Perhaps nobody wants what I’m selling in general, and that’s fine too, our needs within the culture are supposed to bend and shift - I just like to blame social media for everything 🙃 but I actually understand that the needs and wants of the collective have shifted massively in the last year, as they should. We cannot stay the same, no matter how comfortable it feels.
So I surrender and let go to the blog and my grasp for digital growth.
If circumstances dictate that I have to close my physical business in the future, I will surrender and let go then too. I know that something new will arrive. Life is never truly stagnant and the only constant we can rely on is change. That’s what makes life exciting, and mysterious, and interesting.
The fact remains that energy cannot be created or destroyed, but it can change from one form to another. It can transform or transfer. When we stop putting energy in to things that cannot be fixed we open ourselves up to that process.
Gemini energy wants us to know that ANYTHING IS ALWAYS POSSIBLE.
I am where I need to be.
I am confident in the next steps.
I am patient.
I get out of my head, and think and lead with my heart.
I am ready to restart.
I surrender to the path.
So all that said, I will be shutting down the subscriptions feature.
Boxes will still go out for summer.
The blog will be here for free until I can get everything archived. Maybe I will post again because I just have something to say. Maybe I won’t. But I will no longer place the expectation on myself that I have to.
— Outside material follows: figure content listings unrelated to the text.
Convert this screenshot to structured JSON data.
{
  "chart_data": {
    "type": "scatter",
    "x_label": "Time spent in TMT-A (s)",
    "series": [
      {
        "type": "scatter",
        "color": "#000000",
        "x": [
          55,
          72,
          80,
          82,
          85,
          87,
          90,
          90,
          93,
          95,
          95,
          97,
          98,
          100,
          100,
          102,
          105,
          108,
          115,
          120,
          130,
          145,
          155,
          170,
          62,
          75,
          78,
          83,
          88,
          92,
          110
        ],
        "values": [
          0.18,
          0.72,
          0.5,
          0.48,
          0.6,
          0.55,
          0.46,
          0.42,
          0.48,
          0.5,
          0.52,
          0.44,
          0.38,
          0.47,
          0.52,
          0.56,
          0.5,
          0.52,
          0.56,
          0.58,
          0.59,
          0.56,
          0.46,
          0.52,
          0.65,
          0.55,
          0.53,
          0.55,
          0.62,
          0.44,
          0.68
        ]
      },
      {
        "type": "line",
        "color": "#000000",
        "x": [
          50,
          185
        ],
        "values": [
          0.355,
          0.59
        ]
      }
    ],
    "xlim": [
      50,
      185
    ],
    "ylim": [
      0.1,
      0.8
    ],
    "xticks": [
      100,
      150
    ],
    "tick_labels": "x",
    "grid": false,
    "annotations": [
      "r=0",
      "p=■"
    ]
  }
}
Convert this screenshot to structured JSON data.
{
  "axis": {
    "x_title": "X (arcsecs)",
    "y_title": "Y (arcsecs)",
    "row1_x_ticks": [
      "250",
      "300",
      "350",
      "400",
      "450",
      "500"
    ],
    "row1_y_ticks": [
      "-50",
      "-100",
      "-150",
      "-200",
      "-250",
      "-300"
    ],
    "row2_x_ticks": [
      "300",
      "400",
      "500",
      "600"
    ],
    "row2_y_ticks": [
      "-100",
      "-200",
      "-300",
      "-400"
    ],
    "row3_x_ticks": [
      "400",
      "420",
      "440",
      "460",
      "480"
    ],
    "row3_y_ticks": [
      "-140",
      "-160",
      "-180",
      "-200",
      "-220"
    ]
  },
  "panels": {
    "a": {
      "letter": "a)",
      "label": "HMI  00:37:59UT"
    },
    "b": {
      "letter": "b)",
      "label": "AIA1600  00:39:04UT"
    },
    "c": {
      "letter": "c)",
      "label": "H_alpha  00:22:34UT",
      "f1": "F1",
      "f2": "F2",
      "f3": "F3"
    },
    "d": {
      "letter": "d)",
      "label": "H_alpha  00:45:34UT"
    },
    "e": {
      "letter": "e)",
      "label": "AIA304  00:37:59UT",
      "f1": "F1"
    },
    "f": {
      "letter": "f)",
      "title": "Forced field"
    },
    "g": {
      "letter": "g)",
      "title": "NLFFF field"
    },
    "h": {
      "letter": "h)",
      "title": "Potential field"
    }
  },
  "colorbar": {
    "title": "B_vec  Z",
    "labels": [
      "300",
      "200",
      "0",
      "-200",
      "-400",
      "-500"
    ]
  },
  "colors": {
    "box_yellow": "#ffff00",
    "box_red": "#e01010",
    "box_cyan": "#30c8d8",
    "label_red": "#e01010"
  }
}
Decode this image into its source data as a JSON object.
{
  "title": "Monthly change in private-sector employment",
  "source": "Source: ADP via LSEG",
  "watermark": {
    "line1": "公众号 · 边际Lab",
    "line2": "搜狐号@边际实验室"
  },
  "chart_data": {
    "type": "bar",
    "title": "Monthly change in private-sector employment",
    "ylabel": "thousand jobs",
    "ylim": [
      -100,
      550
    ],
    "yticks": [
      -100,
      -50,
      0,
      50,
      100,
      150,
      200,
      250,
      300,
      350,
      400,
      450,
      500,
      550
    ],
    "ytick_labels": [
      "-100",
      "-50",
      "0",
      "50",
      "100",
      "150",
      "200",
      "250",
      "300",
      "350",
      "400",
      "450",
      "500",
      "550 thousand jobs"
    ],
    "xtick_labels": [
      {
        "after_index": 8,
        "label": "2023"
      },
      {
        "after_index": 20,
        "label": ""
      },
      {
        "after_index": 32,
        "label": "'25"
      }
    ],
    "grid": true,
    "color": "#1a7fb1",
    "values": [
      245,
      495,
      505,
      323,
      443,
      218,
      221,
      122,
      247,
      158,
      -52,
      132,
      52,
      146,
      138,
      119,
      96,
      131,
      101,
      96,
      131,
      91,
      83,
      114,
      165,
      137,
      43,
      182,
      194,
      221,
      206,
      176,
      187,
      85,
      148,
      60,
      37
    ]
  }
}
To all of you who have followed along and have been showing me support, I am so profoundly grateful. I hope you you know how truly appreciative I am of you 💗
Honestly I feel lighter already 🪶
I’m proud of you for acknowledging it’s time to go and for taking the difficult step to do so. as I was reading this thinking for maybe hundredth time you are such a good writer. Hopefully we will continue to hear from you in one form or another. Thank you for everything.
Completely understandable Heaether. You have to do what's best for you! Especially if that means shedding things in your life that cause more stress than happiness. Change is hard. You have done it with more grace than most I know (including myself ;). I have enjoyed reading your posts, not only for the interesting content but, because you have always been such great writer.💜 Write when you WANT to write, not when there's a deadline- that way you wont lose the passion for it. 😘
Keep in touch.
Awww sweetie I’m so sorry to see the blog go, however I understand. I think I know how hard this is for you. It’s hard for me to see it go. I’d like to somehow stay connected with you. Will there be a way?